Rani and Clyde wake up one morning to discover they’re the only two people left on the Earth. Now, they have no one to rely on but each other to figure out where humanity has gone and how to bring everyone back.
• “Lost in Time”
A strange man sends Sarah Jane, Rani and Clyde back in time to three separate eras, where they each have a mystery to solve. It’s all about court intrigue, ghost hunting, and Nazi fighting before anyone can return to the present.
• “Goodbye, Sarah Jane Smith”
When Sarah Jane meets another, younger woman who’s out saving the world from aliens, she wonders if she’s getting too old for the job, and it it’s time to hand over the reins to someone else.
First, the positives: Elizabeth Sladen is, as always, a charmer. She carries this show with great confidence and spunk, so that you can’t imagine her as any other character. She might not look like what you’d imagine as an alien-fightin’ superhero, but she pulls it off excellently.

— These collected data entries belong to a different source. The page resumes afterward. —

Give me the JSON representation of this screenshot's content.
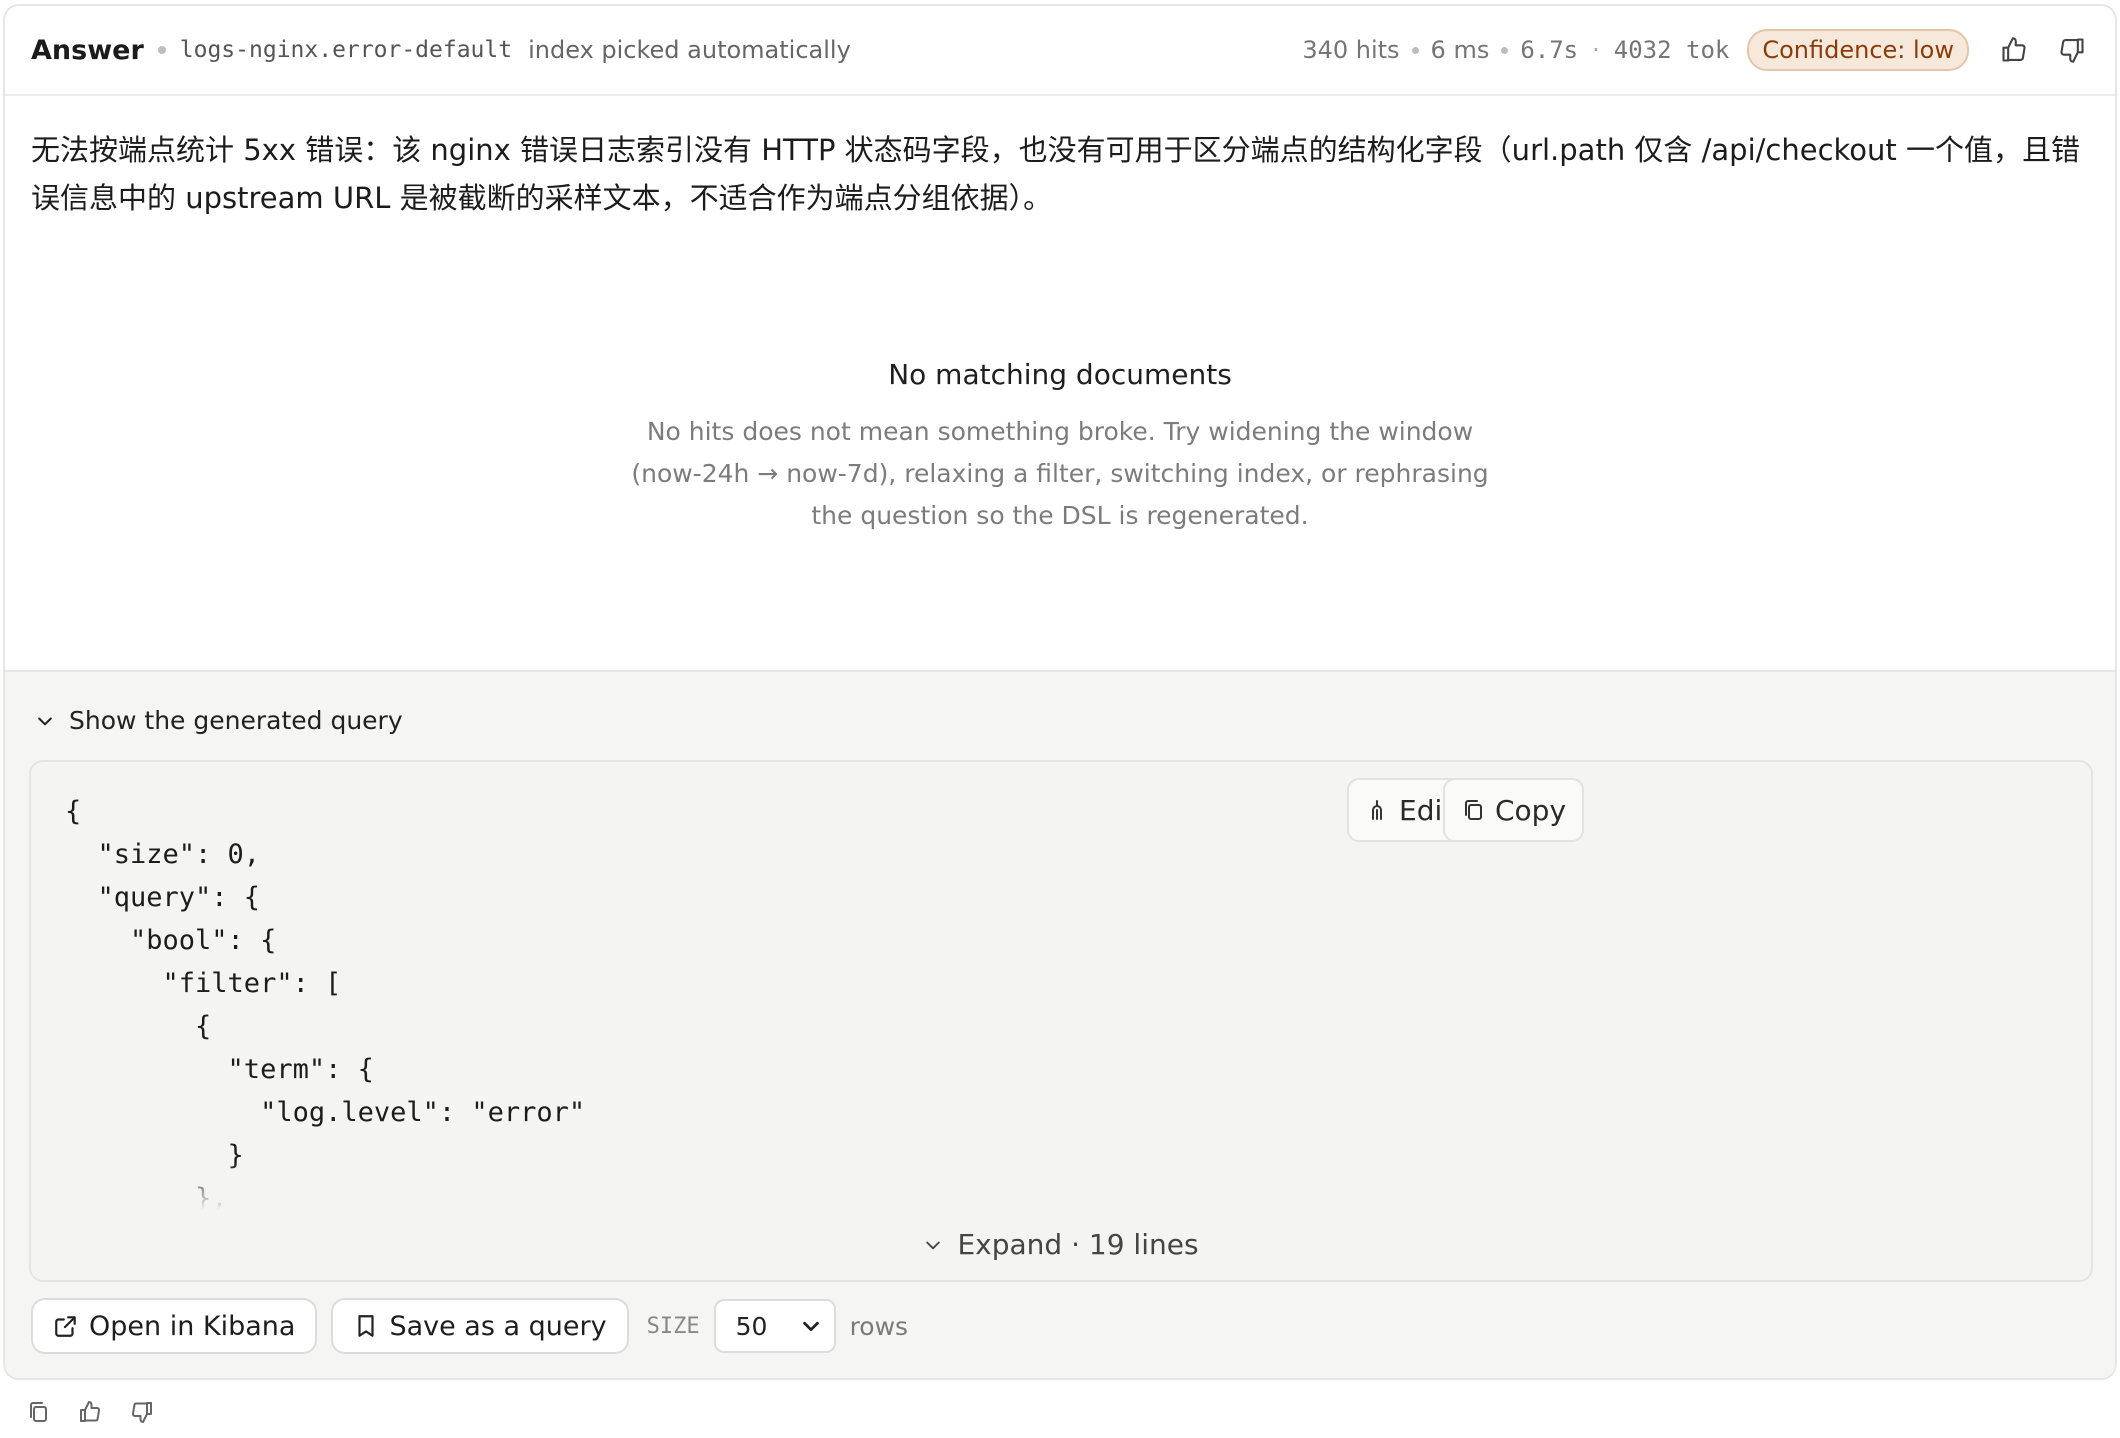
{
  "header": {
    "title": "Answer",
    "index_name": "logs-nginx.error-default",
    "index_note": "index picked automatically",
    "hits": "340 hits",
    "latency": "6 ms",
    "duration": "6.7s",
    "tokens": "4032 tok",
    "confidence": "Confidence: low"
  },
  "answer": {
    "text": "无法按端点统计 5xx 错误：该 nginx 错误日志索引没有 HTTP 状态码字段，也没有可用于区分端点的结构化字段（url.path 仅含 /api/checkout 一个值，且错误信息中的 upstream URL 是被截断的采样文本，不适合作为端点分组依据）。"
  },
  "empty_state": {
    "title": "No matching documents",
    "description": "No hits does not mean something broke. Try widening the window (now-24h → now-7d), relaxing a filter, switching index, or rephrasing the question so the DSL is regenerated."
  },
  "query_section": {
    "toggle_label": "Show the generated query",
    "code": "{\n  \"size\": 0,\n  \"query\": {\n    \"bool\": {\n      \"filter\": [\n        {\n          \"term\": {\n            \"log.level\": \"error\"\n          }\n        },",
    "edit_label": "Edit",
    "copy_label": "Copy",
    "expand_label": "Expand · 19 lines"
  },
  "actions": {
    "open_kibana": "Open in Kibana",
    "save_query": "Save as a query",
    "size_label": "SIZE",
    "size_value": "50",
    "rows_label": "rows"
  },
  "colors": {
    "badge_bg": "#f6e9dc",
    "badge_text": "#8a3d0a",
    "panel_bg": "#f5f5f4"
  },
  "icons": [
    "thumbs-up-icon",
    "thumbs-down-icon",
    "chevron-down-icon",
    "edit-icon",
    "copy-icon",
    "external-link-icon",
    "bookmark-icon"
  ]
}
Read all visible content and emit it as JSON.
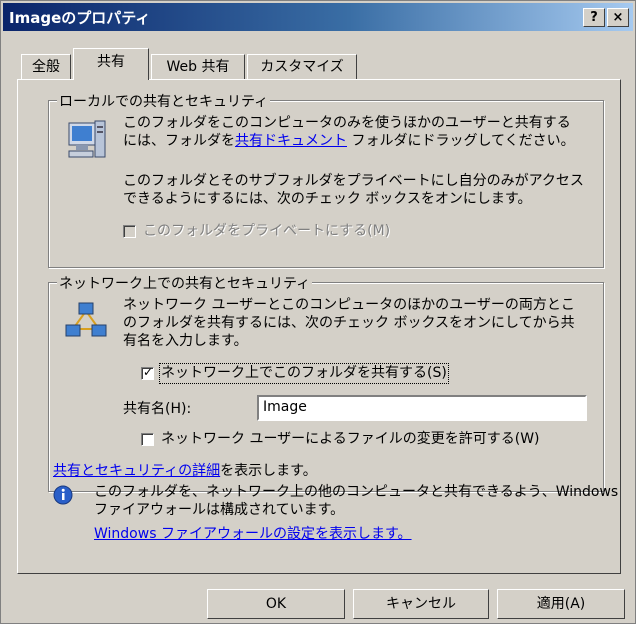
{
  "window": {
    "title": "Imageのプロパティ",
    "help_button": "?",
    "close_button": "×"
  },
  "tabs": [
    {
      "label": "全般",
      "active": false
    },
    {
      "label": "共有",
      "active": true
    },
    {
      "label": "Web 共有",
      "active": false
    },
    {
      "label": "カスタマイズ",
      "active": false
    }
  ],
  "local_sharing": {
    "legend": "ローカルでの共有とセキュリティ",
    "line1": "このフォルダをこのコンピュータのみを使うほかのユーザーと共有する",
    "line2_prefix": "には、フォルダを",
    "line2_link": "共有ドキュメント",
    "line2_suffix": " フォルダにドラッグしてください。",
    "line3": "このフォルダとそのサブフォルダをプライベートにし自分のみがアクセス",
    "line4": "できるようにするには、次のチェック ボックスをオンにします。",
    "private_checkbox": {
      "label": "このフォルダをプライベートにする(M)",
      "checked": false,
      "enabled": false
    }
  },
  "network_sharing": {
    "legend": "ネットワーク上での共有とセキュリティ",
    "line1": "ネットワーク ユーザーとこのコンピュータのほかのユーザーの両方とこ",
    "line2": "のフォルダを共有するには、次のチェック ボックスをオンにしてから共",
    "line3": "有名を入力します。",
    "share_checkbox": {
      "label": "ネットワーク上でこのフォルダを共有する(S)",
      "checked": true
    },
    "share_name_label": "共有名(H):",
    "share_name_value": "Image",
    "allow_change_checkbox": {
      "label": "ネットワーク ユーザーによるファイルの変更を許可する(W)",
      "checked": false
    },
    "details_link": "共有とセキュリティの詳細",
    "details_suffix": "を表示します。"
  },
  "firewall_info": {
    "line1": "このフォルダを、ネットワーク上の他のコンピュータと共有できるよう、Windows",
    "line2": "ファイアウォールは構成されています。",
    "link": "Windows ファイアウォールの設定を表示します。"
  },
  "buttons": {
    "ok": "OK",
    "cancel": "キャンセル",
    "apply": "適用(A)"
  }
}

With Luke away at college for most of the season, a lot of screentime is shifted to Rani and Clyde, with entire episodes devoted mostly to just the two of them. We see that they’re both maturing as they get older, and they’re developing feelings for each other as their teen hormones start gazorching all over the place. A highlight is “The Empty Earth,” in which it’s just the two of them, without Sarah Jane’s knowledge, Luke’s genius, or any supercomputer to save the day for them. It brings out the best in both characters to have them only with their wits—and each other—to rely on. Actors Anjli Mohindra and Daniel Anthony really step it up this season, showing they’re capable of much more than stock roles as kid sidekicks.
Another highlight is “Death of the Doctor,” which is essentially a Doctor Who episode sandwiched in the middle of the season. Katy Manning storms onto the show and takes it over as if she’s always been its star, and she and Sladen immediately develop a sort of Lucy/Ethel chemistry, like they’ve been doing this for years. Adding Matt Smith into the mix just makes it all the more fun. When he and Manning have a heart-to-heart moment, I swear there’s a little bit of good ol’ John Pertwee in him somewhere.
The big problem I’ve had with The Sarah Jane Adventures from day one was how the show is so often at odds with itself. It’s supposed to be skewed for younger viewers, and yet also demands to be taken seriously. Because of this, life and death is on the line in one scene, and the characters get covered with Nickelodeon-style green slime in the next. The kid-friendly aspects of the show never fully meshed with the smart science fiction aspects, not satisfying either half of the audience. This fourth season sidesteps some of that by letting the characters change and grow by great amounts over the course of six episodes, but it still hasn’t hit the right balance between goofy and dark.
All six episodes (they’re two-parters, so more like twelve episodes) are on this two-disc set. The video quality is surprisingly soft. Flesh tones are nice, but the brighter colors are a little bit hazy, though not so much that it will ruin the picture. Audio is a decent mix, with clean dialogue and sound effects, but not a booming or immersive experience. Zero extras.
This is the part where I state the obvious. This season contains numerous callbacks to previous episodes, so it’s not the place for first-timers to begin—doubly so if you know nothing about its parent series, Doctor Who.
A mixed bag. This season has some great acting, and the decision to make big changes in the characters’ lives pays off nicely. Nonetheless, the show can often be too kiddy for the adults and too grown up for the kids.